Another perennial favorite, anti-dumping duties, like safeguards are WTO-compliant, discretionary and highly protective because they’re tailor-made protection for individual firms against import competitors who cut their prices.
Domestic competitors cut their prices, too, of course when the market turns down. It’s a standard business practice; slash prices to just cover your fixed costs (capital), cut your variable costs (labor, leases) and try to hold on for the ‘ride’. If you’re lucky or have planned well, your competitors will struggle with the lower price and fall over. It works, it’s common, and it’s perfectly legal… in domestic competition. But, for reasons that can only be described as mediaeval, it is defined in law as ‘anti-competitive’ action when the competing firms are in different countries.
You can’t really blame firms for seeking the protection of this anti-consumer law. To them, it’ is an available commercial strategy provided by the protectionists and nationalists in government. If a firm can show ‘injury’ from competitors’ low prices—for example, a loss of market share or sales or the likelihood of the loss of market share or sales—it may be awarded whatever protection is necessary to stymie competitors’ aggressive pricing. For years.
What signs are there of new anti-dumping action? Current WTO statistics date to June 2008, before the downturn began to bite seriously. They show declining numbers of reported investigations (“initiations”) since the last recession in 2000–2001. See the chart. Just for fun, I’ve plotted, too, the number of times the word ‘anti-dumping’ turns up in articles listed in Google Scholar. What this seems to show is that academic interest lags initiations—we can speculate that the academic articles are published only some time after the anti-dumping case is completed (about a year after the investigation starts—but shows a similar convex shape. If we look at ordinary news-media items as reported by Google, the timeline shows a massive expansion after developing country members of WTO started to use anti-dumping more (mid-1990s), but the same decline in interest as the 2001 recession passes.
But watch this space!
5. Buy-local laws
Since governments are planning to spend a big slice of their ‘stimuli’ (your taxes) on government projects or agencies, they can take advantage of a ‘loophole’ that they made for themselves in the trade rules. The GATT explicitly excluded procurement of goods by governments from the key national treatment obligation (Article III of GATT). In other words, they could discriminate in favor of local suppliers if they wished. In 1994, the WTO members excluded government procurement of services from the main market access commitments of the GATS.

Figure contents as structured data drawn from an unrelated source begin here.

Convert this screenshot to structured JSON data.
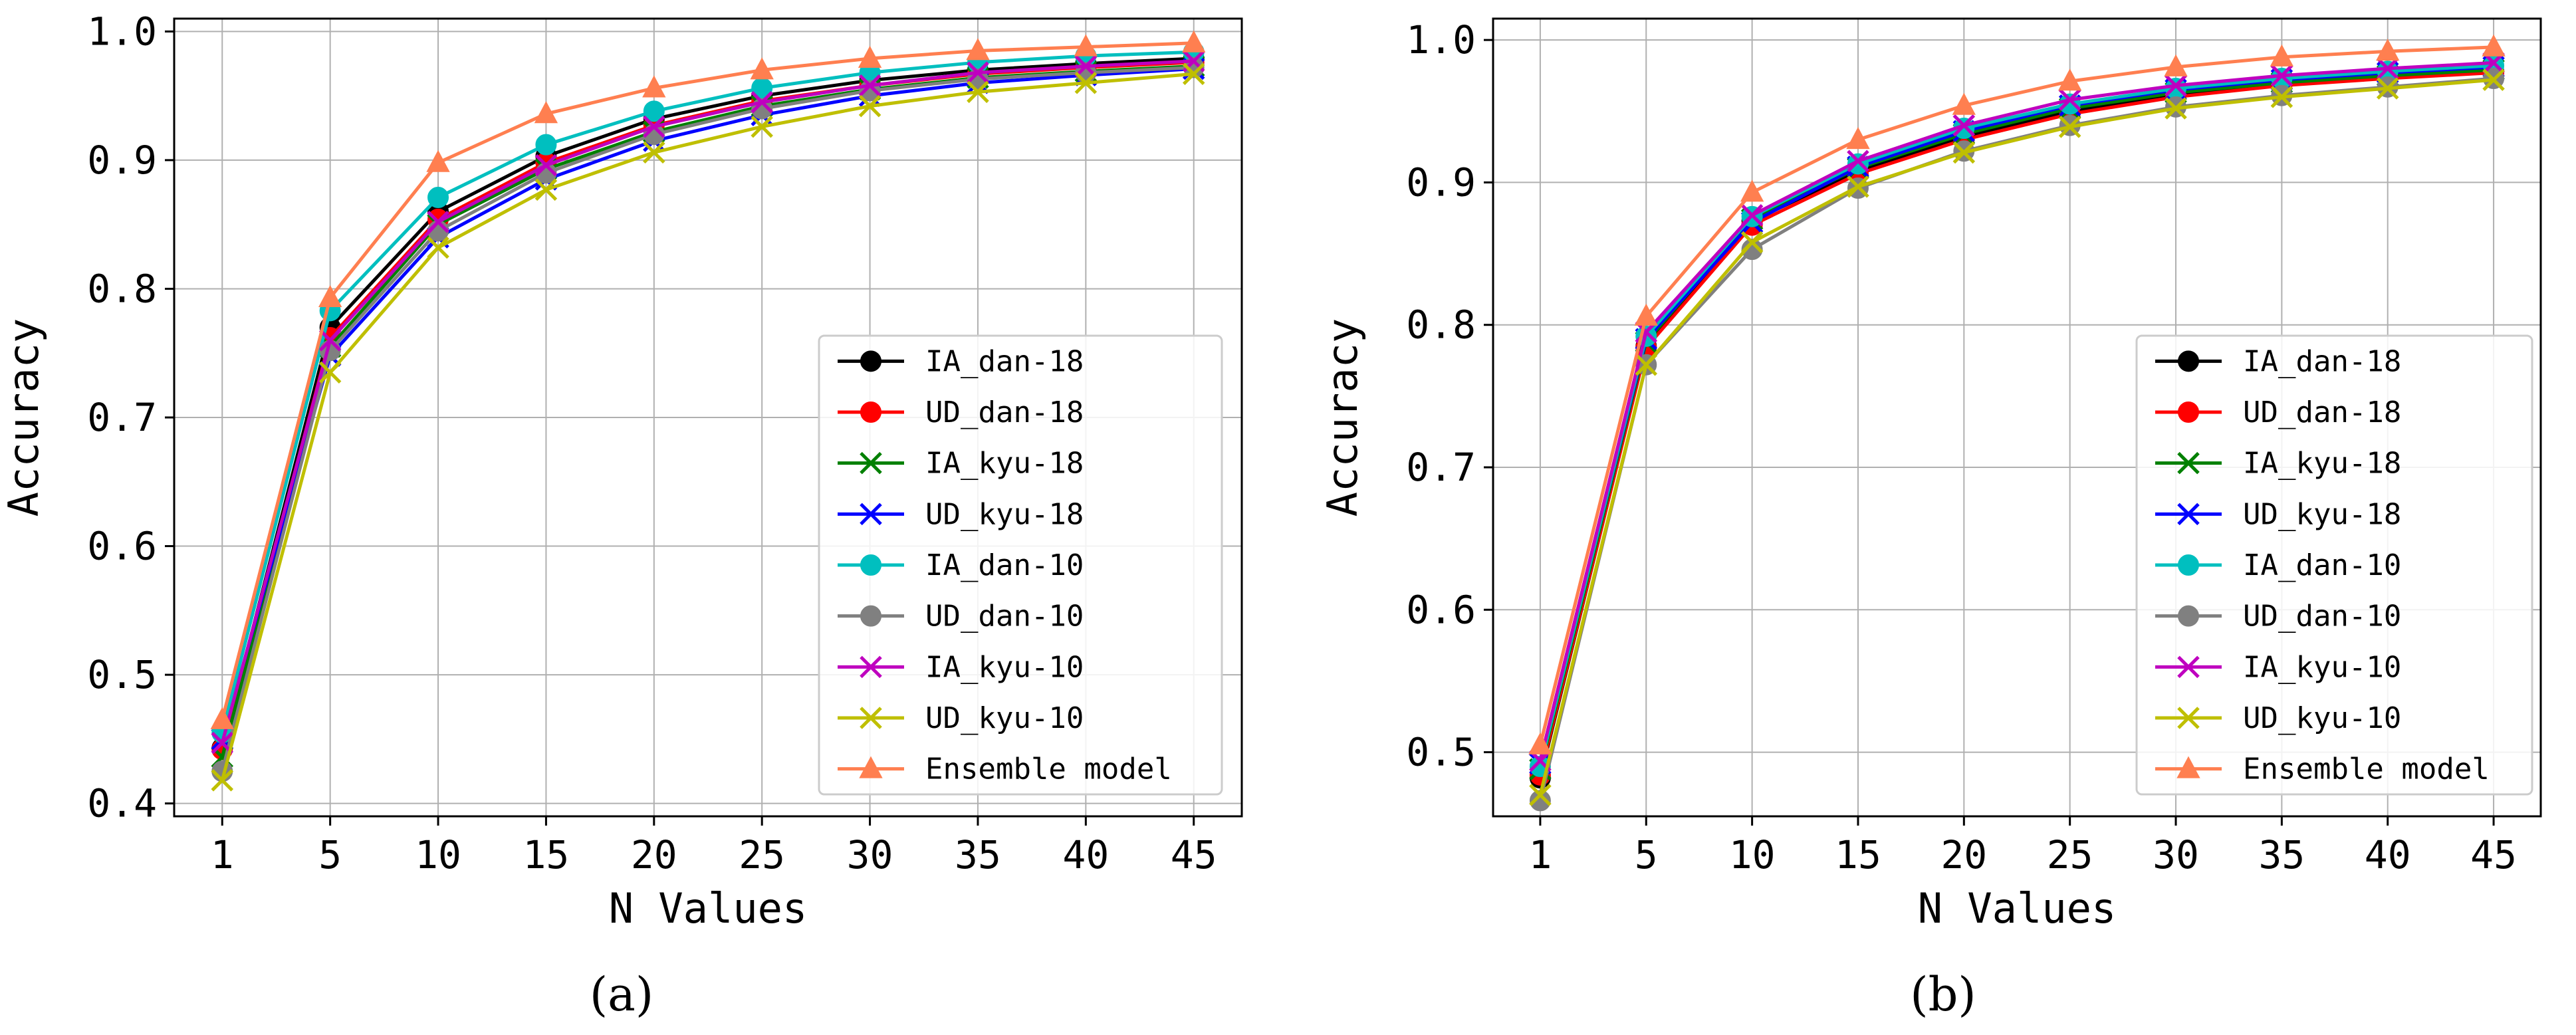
{
  "chart_data": [
    {
      "type": "line",
      "panel_label": "a",
      "xlabel": "N Values",
      "ylabel": "Accuracy",
      "categories": [
        1,
        5,
        10,
        15,
        20,
        25,
        30,
        35,
        40,
        45
      ],
      "ylim": [
        0.39,
        1.01
      ],
      "yticks": [
        0.4,
        0.5,
        0.6,
        0.7,
        0.8,
        0.9,
        1.0
      ],
      "grid": true,
      "legend_position": "lower-right",
      "series": [
        {
          "name": "IA_dan-18",
          "color": "#000000",
          "marker": "o",
          "values": [
            0.443,
            0.77,
            0.86,
            0.903,
            0.932,
            0.95,
            0.962,
            0.97,
            0.975,
            0.979
          ]
        },
        {
          "name": "UD_dan-18",
          "color": "#ff0000",
          "marker": "o",
          "values": [
            0.442,
            0.762,
            0.854,
            0.898,
            0.927,
            0.946,
            0.958,
            0.967,
            0.972,
            0.976
          ]
        },
        {
          "name": "IA_kyu-18",
          "color": "#008000",
          "marker": "x",
          "values": [
            0.436,
            0.755,
            0.85,
            0.893,
            0.922,
            0.942,
            0.955,
            0.964,
            0.969,
            0.973
          ]
        },
        {
          "name": "UD_kyu-18",
          "color": "#0000ff",
          "marker": "x",
          "values": [
            0.45,
            0.748,
            0.84,
            0.885,
            0.915,
            0.935,
            0.95,
            0.96,
            0.966,
            0.971
          ]
        },
        {
          "name": "IA_dan-10",
          "color": "#00bfbf",
          "marker": "o",
          "values": [
            0.455,
            0.783,
            0.871,
            0.912,
            0.938,
            0.956,
            0.968,
            0.976,
            0.981,
            0.984
          ]
        },
        {
          "name": "UD_dan-10",
          "color": "#808080",
          "marker": "o",
          "values": [
            0.425,
            0.752,
            0.845,
            0.89,
            0.92,
            0.94,
            0.954,
            0.963,
            0.968,
            0.972
          ]
        },
        {
          "name": "IA_kyu-10",
          "color": "#bf00bf",
          "marker": "x",
          "values": [
            0.447,
            0.76,
            0.852,
            0.896,
            0.926,
            0.945,
            0.958,
            0.968,
            0.973,
            0.977
          ]
        },
        {
          "name": "UD_kyu-10",
          "color": "#bfbf00",
          "marker": "x",
          "values": [
            0.418,
            0.735,
            0.832,
            0.877,
            0.906,
            0.926,
            0.942,
            0.953,
            0.96,
            0.967
          ]
        },
        {
          "name": "Ensemble model",
          "color": "#ff7f50",
          "marker": "^",
          "values": [
            0.465,
            0.793,
            0.898,
            0.936,
            0.956,
            0.97,
            0.979,
            0.985,
            0.988,
            0.991
          ]
        }
      ]
    },
    {
      "type": "line",
      "panel_label": "b",
      "xlabel": "N Values",
      "ylabel": "Accuracy",
      "categories": [
        1,
        5,
        10,
        15,
        20,
        25,
        30,
        35,
        40,
        45
      ],
      "ylim": [
        0.455,
        1.015
      ],
      "yticks": [
        0.5,
        0.6,
        0.7,
        0.8,
        0.9,
        1.0
      ],
      "grid": true,
      "legend_position": "lower-right",
      "series": [
        {
          "name": "IA_dan-18",
          "color": "#000000",
          "marker": "o",
          "values": [
            0.482,
            0.785,
            0.873,
            0.908,
            0.932,
            0.95,
            0.961,
            0.969,
            0.974,
            0.978
          ]
        },
        {
          "name": "UD_dan-18",
          "color": "#ff0000",
          "marker": "o",
          "values": [
            0.484,
            0.784,
            0.87,
            0.906,
            0.93,
            0.948,
            0.96,
            0.968,
            0.973,
            0.977
          ]
        },
        {
          "name": "IA_kyu-18",
          "color": "#008000",
          "marker": "x",
          "values": [
            0.488,
            0.788,
            0.874,
            0.91,
            0.934,
            0.952,
            0.963,
            0.97,
            0.975,
            0.979
          ]
        },
        {
          "name": "UD_kyu-18",
          "color": "#0000ff",
          "marker": "x",
          "values": [
            0.492,
            0.79,
            0.872,
            0.911,
            0.936,
            0.954,
            0.965,
            0.972,
            0.977,
            0.981
          ]
        },
        {
          "name": "IA_dan-10",
          "color": "#00bfbf",
          "marker": "o",
          "values": [
            0.49,
            0.792,
            0.876,
            0.913,
            0.938,
            0.955,
            0.966,
            0.973,
            0.978,
            0.982
          ]
        },
        {
          "name": "UD_dan-10",
          "color": "#808080",
          "marker": "o",
          "values": [
            0.466,
            0.772,
            0.853,
            0.896,
            0.922,
            0.94,
            0.953,
            0.961,
            0.967,
            0.973
          ]
        },
        {
          "name": "IA_kyu-10",
          "color": "#bf00bf",
          "marker": "x",
          "values": [
            0.494,
            0.795,
            0.877,
            0.915,
            0.94,
            0.958,
            0.968,
            0.975,
            0.98,
            0.984
          ]
        },
        {
          "name": "UD_kyu-10",
          "color": "#bfbf00",
          "marker": "x",
          "values": [
            0.47,
            0.772,
            0.858,
            0.897,
            0.921,
            0.939,
            0.952,
            0.96,
            0.966,
            0.972
          ]
        },
        {
          "name": "Ensemble model",
          "color": "#ff7f50",
          "marker": "^",
          "values": [
            0.505,
            0.806,
            0.893,
            0.93,
            0.954,
            0.971,
            0.981,
            0.988,
            0.992,
            0.995
          ]
        }
      ]
    }
  ],
  "captions": [
    "(a)",
    "(b)"
  ]
}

“Buy-local” is perfectly legal under WTO. Forty governments belong to the voluntary ‘Government Procurement Code’ which requires governments to open up some of their purchases to foreign suppliers (there’s a long list of exceptions in every case). Some others—including Australia and the USA, for example—have reached agreements to exchange these rights in an FTA. But those agreements and obligations can be a minefield of exceptions.
It’s only modest comfort, therefore, that Sec. 1605 of H.R.1 (the “American Recovery and Reinvestment Act” ), concerning all “iron, steel and manufactured goods” used in any project that benefits from funds appropriated by the Bill, now says: “(d) This section shall be applied in a manner consistent with United States obligations under international agreements.”

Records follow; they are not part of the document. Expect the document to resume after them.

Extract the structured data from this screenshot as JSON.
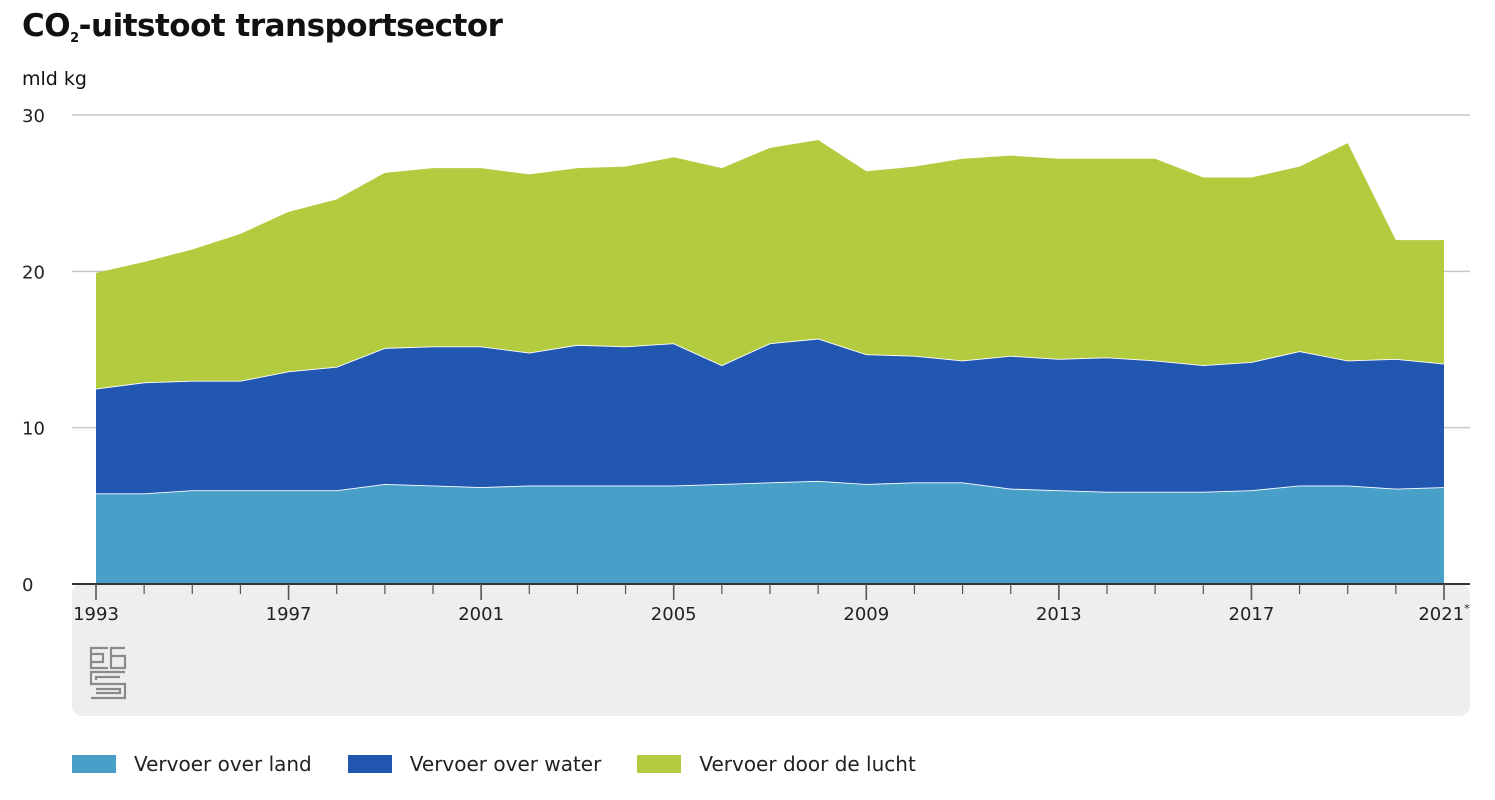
{
  "title": {
    "prefix": "CO",
    "subscript": "2",
    "suffix": "-uitstoot transportsector"
  },
  "unit_label": "mld kg",
  "logo_text": "cbs",
  "chart_data": {
    "type": "area",
    "stacked": true,
    "x": [
      1993,
      1994,
      1995,
      1996,
      1997,
      1998,
      1999,
      2000,
      2001,
      2002,
      2003,
      2004,
      2005,
      2006,
      2007,
      2008,
      2009,
      2010,
      2011,
      2012,
      2013,
      2014,
      2015,
      2016,
      2017,
      2018,
      2019,
      2020,
      2021
    ],
    "x_ticks": [
      "1993",
      "1997",
      "2001",
      "2005",
      "2009",
      "2013",
      "2017",
      "2021*"
    ],
    "y_ticks": [
      "0",
      "10",
      "20",
      "30"
    ],
    "ylim": [
      0,
      30
    ],
    "grid": true,
    "legend": "bottom",
    "series": [
      {
        "name": "Vervoer over land",
        "color": "#48a0c8",
        "values": [
          5.8,
          5.8,
          6.0,
          6.0,
          6.0,
          6.0,
          6.4,
          6.3,
          6.2,
          6.3,
          6.3,
          6.3,
          6.3,
          6.4,
          6.5,
          6.6,
          6.4,
          6.5,
          6.5,
          6.1,
          6.0,
          5.9,
          5.9,
          5.9,
          6.0,
          6.3,
          6.3,
          6.1,
          6.2
        ]
      },
      {
        "name": "Vervoer over water",
        "color": "#2257b1",
        "values": [
          6.7,
          7.1,
          7.0,
          7.0,
          7.6,
          7.9,
          8.7,
          8.9,
          9.0,
          8.5,
          9.0,
          8.9,
          9.1,
          7.6,
          8.9,
          9.1,
          8.3,
          8.1,
          7.8,
          8.5,
          8.4,
          8.6,
          8.4,
          8.1,
          8.2,
          8.6,
          8.0,
          8.3,
          7.9
        ]
      },
      {
        "name": "Vervoer door de lucht",
        "color": "#b3cb3f",
        "values": [
          7.4,
          7.7,
          8.4,
          9.4,
          10.2,
          10.7,
          11.2,
          11.4,
          11.4,
          11.4,
          11.3,
          11.5,
          11.9,
          12.6,
          12.5,
          12.7,
          11.7,
          12.1,
          12.9,
          12.8,
          12.8,
          12.7,
          12.9,
          12.0,
          11.8,
          11.8,
          13.9,
          7.6,
          7.9
        ]
      }
    ]
  }
}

Here’s the logic of buy-local; it may sound like a patriotic idea, but in reality it’s insane. Suppose there are just two countries, one very big and one rather small. Now, suppose the small country decides to discriminate against suppliers from the big country: not purchase from them but reserve all purchasing for local suppliers. Who will win, economically? Not the small country, that’s for sure. Prices will go up because small-country consumers can’t buy in the biggest market where the best prices are usually found and (with a mathematical certainty known as the ‘Lerner equivalence’) small-country producers will export less to the big country because they will be making fewer of their most competitive products and at higher prices. As local inflation rises, the stronger exchange rate will also undermine competitiveness. Aggregate trade in this two-country world will shrink dramatically. But small-country citizens will suffer most for their stupid decision.

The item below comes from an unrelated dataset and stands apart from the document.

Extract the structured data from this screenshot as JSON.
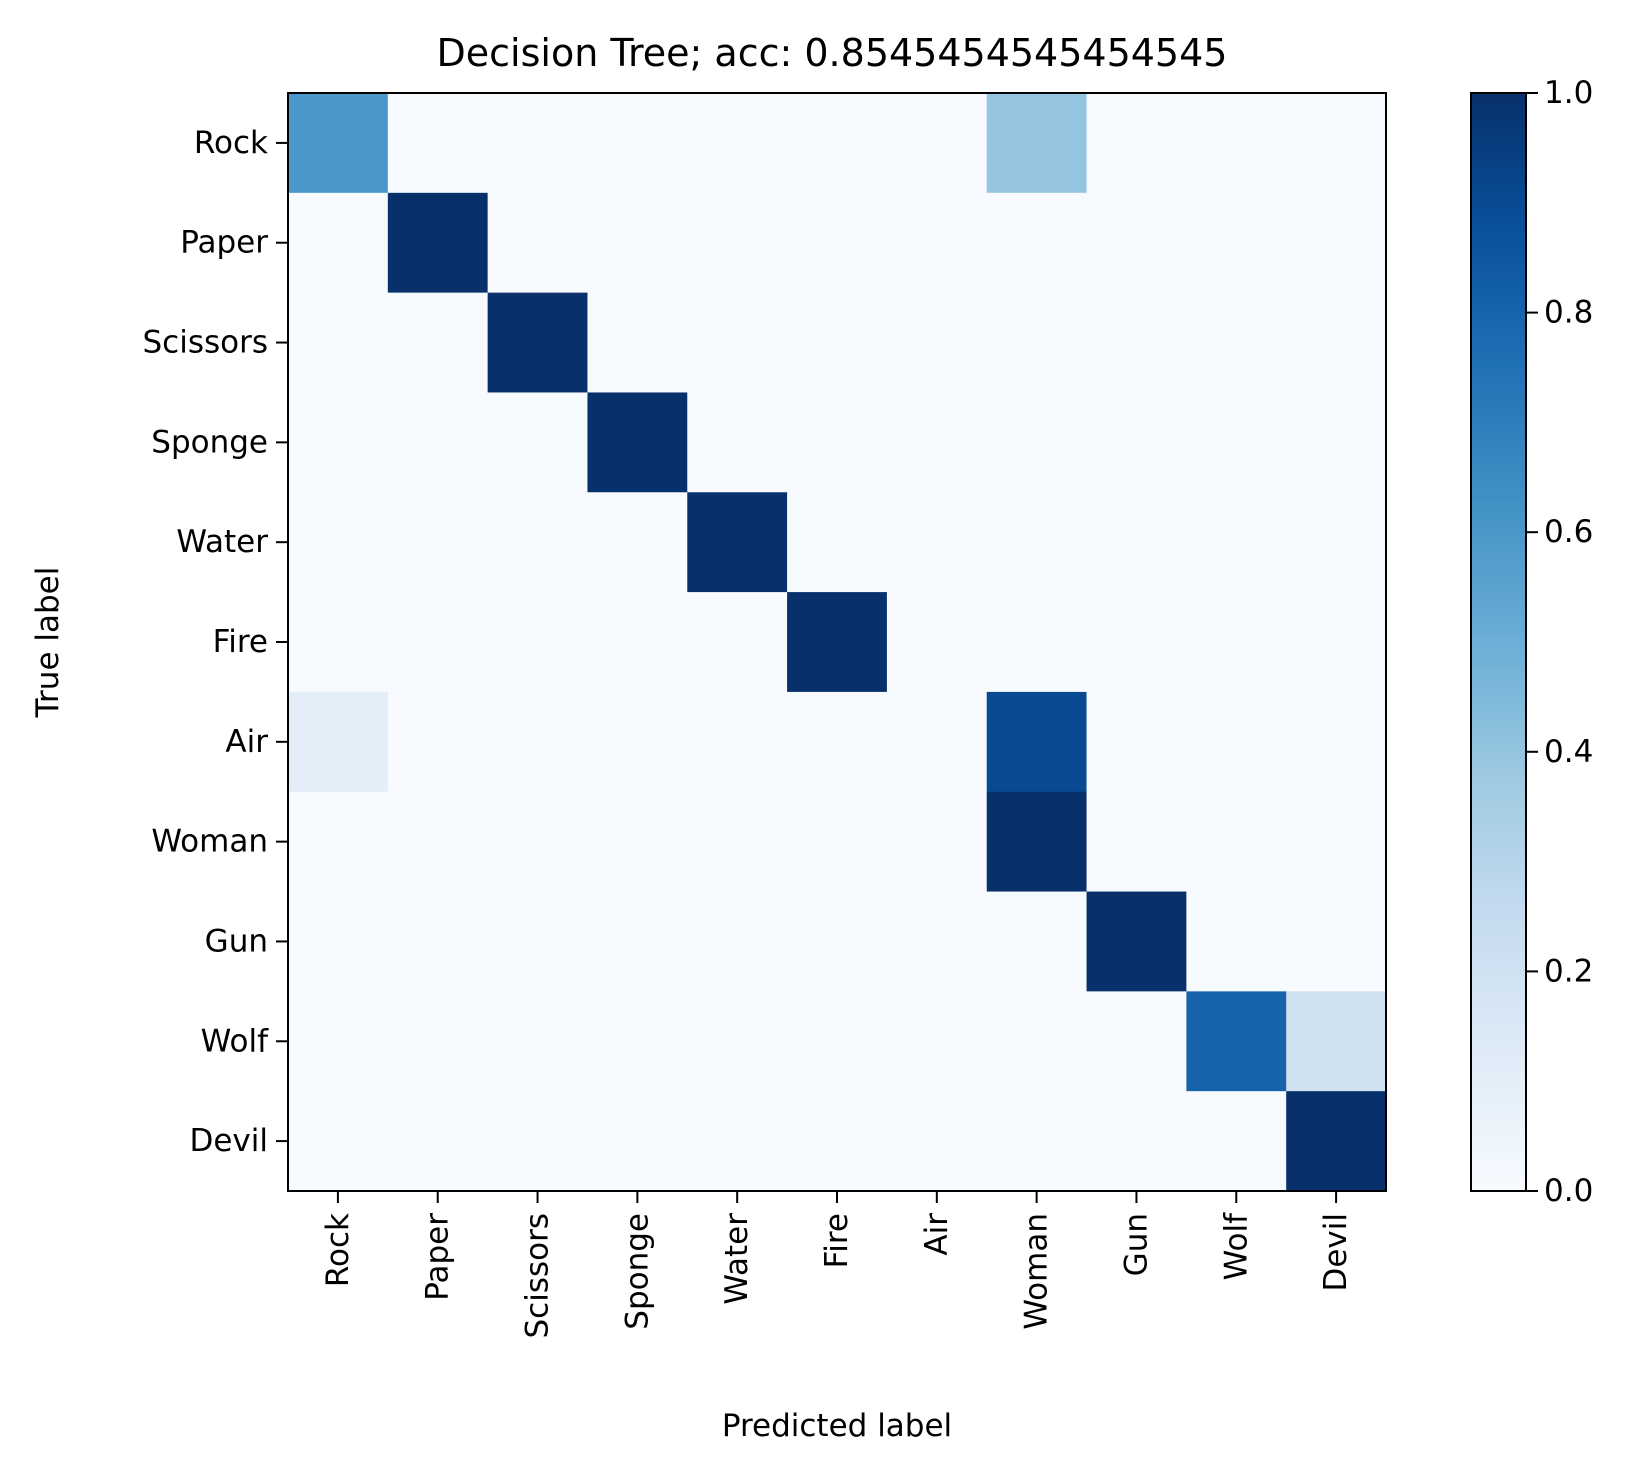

What two countries are we talking about? The ‘small country’ is any country you like. The United States will do. The ‘big country’ is the rest of the world, where almost all your potential customers and suppliers live.
What defenses do we have against the threat of ‘wiggle-room’ protection? By definition, there is limited WTO control over ‘wiggle-room’. The Disputes System doesn’t guarantee control over the ambiguities that governments have created or allowed to remain in the rules. Nor does it have much dissuasive effect; it takes about 3 years to prosecute a dispute and there are no ‘injunctions’ to suspend a disputed measure pending a decision.
Optimists argue that governments’ behavior should be measured against a pledge not to use these five sleazy options. Insane optimists look to the completion of the Doha Round this year as a buffer against protectionism.
But the best defense is exposure of the costs that these measures impose on firms and households, at home and abroad, who have the biggest stakes in governments collaborating to sustain an open global market during the recession. More on that idea to follow.